Au-delà des États-Unis, de l’Europe et de leurs alliés, la plupart des pays désapprouvent l’invasion de l’Ukraine par Poutine, comme le montre l’article Votes à l’Assemblée générale de l’ONU depuis début 2022.

Cependant, la guerre entre Israël et le Hamas a fait reculer la diplomatie américaine dans une grande partie du monde. Et de nombreux États d’Afrique, d’Asie, d’Amérique latine et du Moyen-Orient voient un certain avantage à entretenir des liens avec Moscou comme moyen de maximiser leur poids dans un ordre international perturbé.

Les visites de Poutine ce mois-ci aux Émirats arabes unis et en Arabie Saoudite en sont un bon exemple. (Aucun des deux pays n’a ratifié le statut régissant la Cour pénale internationale, qui a inculpé Poutine pour des crimes de guerre présumés.)

Un succès russe plus limité fut le décision en août, le quintette des Brics (Brésil, Chine, Inde, Russie et Afrique du Sud) a invité six nouveaux membres à rejoindre le club : l’Argentine, l’Égypte, l’Éthiopie, l’Iran, l’Arabie saoudite et les Émirats arabes unis.

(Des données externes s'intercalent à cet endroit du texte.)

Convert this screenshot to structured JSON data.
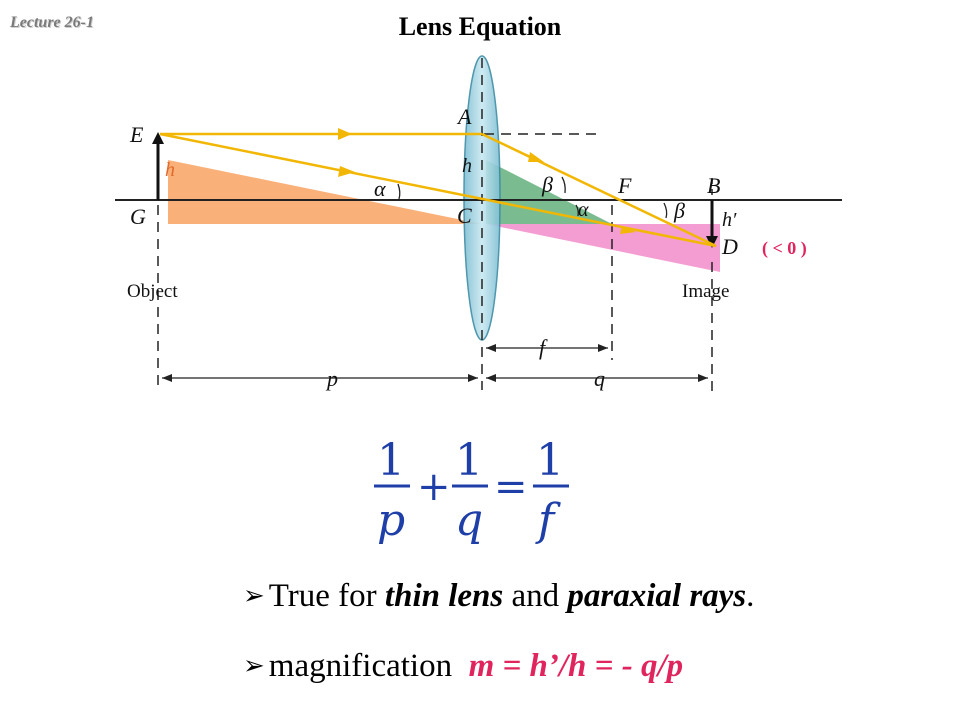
{
  "header": {
    "lecture": "Lecture 26-1",
    "title": "Lens Equation"
  },
  "diagram": {
    "labels": {
      "E": "E",
      "G": "G",
      "h": "h",
      "A": "A",
      "h_lens": "h",
      "C": "C",
      "alpha1": "α",
      "alpha2": "α",
      "beta1": "β",
      "beta2": "β",
      "F": "F",
      "B": "B",
      "h_prime": "h′",
      "D": "D",
      "object": "Object",
      "image": "Image",
      "f": "f",
      "p": "p",
      "q": "q"
    },
    "note": "( < 0 )",
    "colors": {
      "ray": "#f2b705",
      "object_triangle": "#f9a76a",
      "lens_triangle": "#4da56a",
      "image_triangle": "#f07cc3",
      "lens_fill": "#9fd0e0",
      "note": "#e0245e"
    }
  },
  "equation": {
    "one_a": "1",
    "den_a": "p",
    "plus": "+",
    "one_b": "1",
    "den_b": "q",
    "equals": "=",
    "one_c": "1",
    "den_c": "f",
    "color": "#1f3fa8"
  },
  "bullets": {
    "b1_pre": "True for ",
    "b1_em1": "thin lens",
    "b1_mid": " and ",
    "b1_em2": "paraxial rays",
    "b1_post": ".",
    "b2_pre": "magnification  ",
    "b2_formula": "m = h’/h = - q/p"
  }
}
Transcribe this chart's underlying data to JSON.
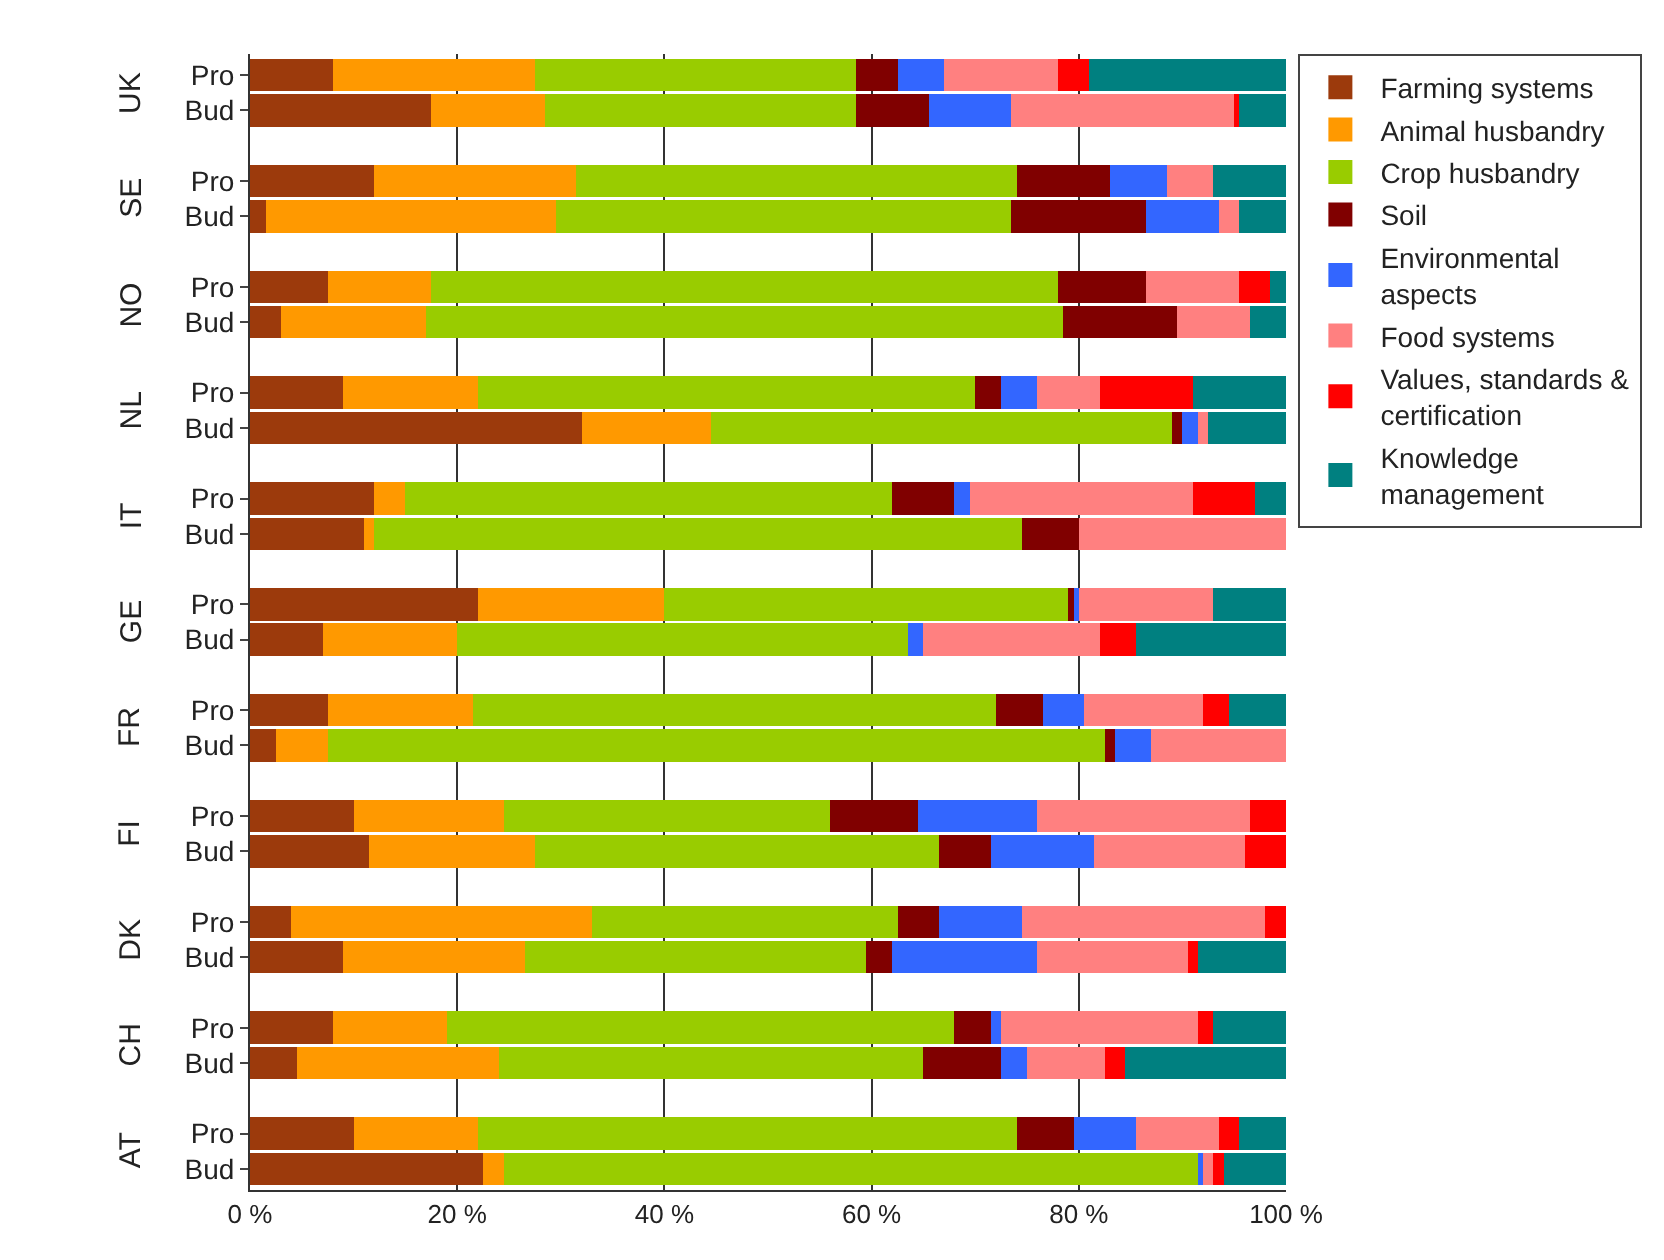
{
  "chart_data": {
    "type": "bar",
    "orientation": "horizontal",
    "stacked": true,
    "categories": [
      "Pro",
      "Bud",
      null,
      "Pro",
      "Bud",
      null,
      "Pro",
      "Bud",
      null,
      "Pro",
      "Bud",
      null,
      "Pro",
      "Bud",
      null,
      "Pro",
      "Bud",
      null,
      "Pro",
      "Bud",
      null,
      "Pro",
      "Bud",
      null,
      "Pro",
      "Bud",
      null,
      "Pro",
      "Bud",
      null,
      "Pro",
      "Bud"
    ],
    "annotations": [
      "UK",
      "SE",
      "NO",
      "NL",
      "IT",
      "GE",
      "FR",
      "FI",
      "DK",
      "CH",
      "AT"
    ],
    "series": [
      {
        "name": "Farming systems",
        "color": "#9c3a0c",
        "values": [
          8,
          17.5,
          null,
          12,
          1.5,
          null,
          7.5,
          3,
          null,
          9,
          32,
          null,
          12,
          11,
          null,
          22,
          7,
          null,
          7.5,
          2.5,
          null,
          10,
          11.5,
          null,
          4,
          9,
          null,
          8,
          4.5,
          null,
          10,
          22.5
        ]
      },
      {
        "name": "Animal husbandry",
        "color": "#ff9900",
        "values": [
          19.5,
          11,
          null,
          19.5,
          28,
          null,
          10,
          14,
          null,
          13,
          12.5,
          null,
          3,
          1,
          null,
          18,
          13,
          null,
          14,
          5,
          null,
          14.5,
          16,
          null,
          29,
          17.5,
          null,
          11,
          19.5,
          null,
          12,
          2
        ]
      },
      {
        "name": "Crop husbandry",
        "color": "#99cc00",
        "values": [
          31,
          30,
          null,
          42.5,
          44,
          null,
          60.5,
          61.5,
          null,
          48,
          44.5,
          null,
          47,
          62.5,
          null,
          39,
          43.5,
          null,
          50.5,
          75,
          null,
          31.5,
          39,
          null,
          29.5,
          33,
          null,
          49,
          41,
          null,
          52,
          67
        ]
      },
      {
        "name": "Soil",
        "color": "#800000",
        "values": [
          4,
          7,
          null,
          9,
          13,
          null,
          8.5,
          11,
          null,
          2.5,
          1,
          null,
          6,
          5.5,
          null,
          0.5,
          0,
          null,
          4.5,
          1,
          null,
          8.5,
          5,
          null,
          4,
          2.5,
          null,
          3.5,
          7.5,
          null,
          5.5,
          0
        ]
      },
      {
        "name": "Environmental aspects",
        "color": "#3366ff",
        "values": [
          4.5,
          8,
          null,
          5.5,
          7,
          null,
          0,
          0,
          null,
          3.5,
          1.5,
          null,
          1.5,
          0,
          null,
          0.5,
          1.5,
          null,
          4,
          3.5,
          null,
          11.5,
          10,
          null,
          8,
          14,
          null,
          1,
          2.5,
          null,
          6,
          0.5
        ]
      },
      {
        "name": "Food systems",
        "color": "#ff8080",
        "values": [
          11,
          21.5,
          null,
          4.5,
          2,
          null,
          9,
          7,
          null,
          6,
          1,
          null,
          21.5,
          20,
          null,
          13,
          17,
          null,
          11.5,
          13,
          null,
          20.5,
          14.5,
          null,
          23.5,
          14.5,
          null,
          19,
          7.5,
          null,
          8,
          1
        ]
      },
      {
        "name": "Values, standards & certification",
        "color": "#ff0000",
        "values": [
          3,
          0.5,
          null,
          0,
          0,
          null,
          3,
          0,
          null,
          9,
          0,
          null,
          6,
          0,
          null,
          0,
          3.5,
          null,
          2.5,
          0,
          null,
          3.5,
          4,
          null,
          2,
          1,
          null,
          1.5,
          2,
          null,
          2,
          1
        ]
      },
      {
        "name": "Knowledge management",
        "color": "#008080",
        "values": [
          19,
          4.5,
          null,
          7,
          4.5,
          null,
          1.5,
          3.5,
          null,
          9,
          7.5,
          null,
          3,
          0,
          null,
          7,
          14.5,
          null,
          5.5,
          0,
          null,
          0,
          0,
          null,
          0,
          8.5,
          null,
          7,
          15.5,
          null,
          4.5,
          6
        ]
      }
    ],
    "xlim": [
      0,
      100
    ],
    "xticks": [
      {
        "value": 0,
        "label": "0 %"
      },
      {
        "value": 20,
        "label": "20 %"
      },
      {
        "value": 40,
        "label": "40 %"
      },
      {
        "value": 60,
        "label": "60 %"
      },
      {
        "value": 80,
        "label": "80 %"
      },
      {
        "value": 100,
        "label": "100 %"
      }
    ],
    "grid": "x",
    "legend": "right"
  }
}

Un groupe aussi diversifié pourrait apparaître comme une alternative à l’ordre mondial dirigé par les États-Unis. Mais elle est truffée de divergences internes et n’est en aucun cas alignée sur la Russie sur tout.

Enfin, les réalisations de la Russie dans l’établissement de liens plus étroits avec L’Iran et la Corée du Nord – particulièrement précieuse dans l’effort de guerre – doit être confrontée à ses relations plus tendues avec les anciennes républiques soviétiques telles que Arménie et les pays d’Asie centrale.

En conclusion, la politique étrangère russe connaît quelques succès, mais pas dans tous les domaines. En 2024, beaucoup dépendra de la campagne électorale américaine et de son impact sur le soutien occidental à l’Ukraine.